Per maggiori dettagli operativi cliccare il sito del Ministero dell’Istruzione, dell’Università e della Ricerca www.miur.it : sulla home page cliccare "Ricerca Scientifica e Tecnologica", nel riquadro di sinistra della nuova pagina cliccare "Sostegno alla Ricerca Industriale". Nel riquadro di destra, troverete links per utili informazioni quali:
"Il nuovo sistema di sostegno nazionale alla ricerca industriale",
l'Albo dei Laboratori,
eventuali bandi,
il D.Lgs. 297/99 "Riordino
della disciplina e snellimento delle procedure per il sostegno della ricerca
scientifica e
tecnologica, per la diffusione delle
tecnologie, per la mobilita' dei ricercatori.",
il D.M. 593 08/08/2000
"Modalità procedurali per la concessione delle agevolazioni previste dal Decreto
Legislativo
27 luglio 1999, N. 297",
la modulistica.
Proponiamo un semplice ed utile scheda di rilevazione dell'attività di "RICERCA" interna, il cui scopo è rendere visibile e valorizzare le attività di "ricerca" svolte in azienda. La scheda ha il seguente schema:
| ATTIVITA' DI RICERCA SVOLTA NELL'ANNO _________________ - settimana dal _________________ al _________________ | ||||||||||||||||||||
| TITOLO RICERCA: | ||||||||||||||||||||
| Sig. | Sig. | Sig. | Sig. | Sig. | ATTREZZATURE E STRUMENTAZIONI | CONSULENZE | ||||||||||||||
| ATTIVITA' | ORE | ATTIVITA' | ORE | ATTIVITA' | ORE | ATTIVITA' | ORE | ATTIVITA' | ORE | TIPO | ORE | TIPO | ORE | FUNZIONE | NOME | ORE | FUNZIONE | NOME | ORE | |
| Lunedì | ||||||||||||||||||||
| Martedì | ||||||||||||||||||||
| Mercoledì | ||||||||||||||||||||
|
Scaricate da qui la SCHEDA di rilevazione dell'attività di RICERCA interna La scheda, in formato ".zip" è stata
realizzata con EXCEL |
La scheda rileva l'impegno temporale, per ogni giorno di una settimana, di 5 distinte "ricerche". L'impegno temporale di ogni "ricerca" è rilevabile per 5 distinti ricercatori (con la descrizione dell'attività svolta), alcune attrezzature utilizzate e per eventuali consulenti esterni.
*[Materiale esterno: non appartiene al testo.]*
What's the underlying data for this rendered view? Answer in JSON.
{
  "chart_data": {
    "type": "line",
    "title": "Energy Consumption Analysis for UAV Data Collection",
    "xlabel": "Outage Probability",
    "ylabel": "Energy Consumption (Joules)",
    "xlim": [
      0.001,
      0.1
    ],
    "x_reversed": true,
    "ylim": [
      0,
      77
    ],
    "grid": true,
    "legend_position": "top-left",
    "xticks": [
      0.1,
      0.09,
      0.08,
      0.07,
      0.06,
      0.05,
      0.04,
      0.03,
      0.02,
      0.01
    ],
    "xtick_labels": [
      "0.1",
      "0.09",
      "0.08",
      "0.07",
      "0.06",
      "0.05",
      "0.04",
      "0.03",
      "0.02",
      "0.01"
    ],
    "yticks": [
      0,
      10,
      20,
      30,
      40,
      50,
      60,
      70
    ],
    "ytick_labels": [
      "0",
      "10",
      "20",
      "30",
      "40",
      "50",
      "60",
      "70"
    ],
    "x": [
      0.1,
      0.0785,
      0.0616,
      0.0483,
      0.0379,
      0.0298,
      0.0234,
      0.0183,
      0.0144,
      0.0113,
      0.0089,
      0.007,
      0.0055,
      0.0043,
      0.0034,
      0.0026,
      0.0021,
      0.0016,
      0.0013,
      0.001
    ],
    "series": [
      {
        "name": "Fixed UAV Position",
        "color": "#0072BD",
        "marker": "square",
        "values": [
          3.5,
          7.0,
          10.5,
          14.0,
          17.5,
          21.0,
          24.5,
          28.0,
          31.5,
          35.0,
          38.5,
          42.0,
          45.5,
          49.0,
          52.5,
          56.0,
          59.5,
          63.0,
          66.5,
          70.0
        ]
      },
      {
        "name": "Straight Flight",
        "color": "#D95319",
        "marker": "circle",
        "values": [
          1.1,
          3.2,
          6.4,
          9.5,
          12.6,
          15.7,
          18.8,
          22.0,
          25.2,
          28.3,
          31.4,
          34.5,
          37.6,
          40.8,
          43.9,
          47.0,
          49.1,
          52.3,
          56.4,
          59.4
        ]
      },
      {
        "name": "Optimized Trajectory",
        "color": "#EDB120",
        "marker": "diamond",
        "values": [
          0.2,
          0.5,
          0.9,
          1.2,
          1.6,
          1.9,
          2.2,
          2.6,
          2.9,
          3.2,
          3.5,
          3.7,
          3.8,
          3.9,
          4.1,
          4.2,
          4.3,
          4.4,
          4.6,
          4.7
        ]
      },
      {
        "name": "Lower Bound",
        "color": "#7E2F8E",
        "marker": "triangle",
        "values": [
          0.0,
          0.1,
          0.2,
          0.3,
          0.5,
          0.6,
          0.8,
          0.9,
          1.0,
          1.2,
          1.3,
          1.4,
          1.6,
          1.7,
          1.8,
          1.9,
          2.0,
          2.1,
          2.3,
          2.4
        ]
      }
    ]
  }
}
Ciò consente di calcolare dettagliatamente l'impegno temporale di persone e mezzi (e valorizzando le voci, il costo) per ogni ricerca e di avere la base documentale a dimostrazione di come essa è effettivamente avvenuta.
La scheda è modificabile secondo le proprie caratteristiche ed esigenze e oltre a dare chiarezza e precisa definizione ad una attività aziendale delicata, determinante e strategica, rappresenta la documentazione di base per la dimostrazione dell'avvenuta "ricerca" nelle pratiche per i contributi a fondo perduto ed i finanziamenti agevolati alla ricerca ed allo sviluppo precompetitivo, relativamente ai prodotti/servizi ed ai processi aziendali.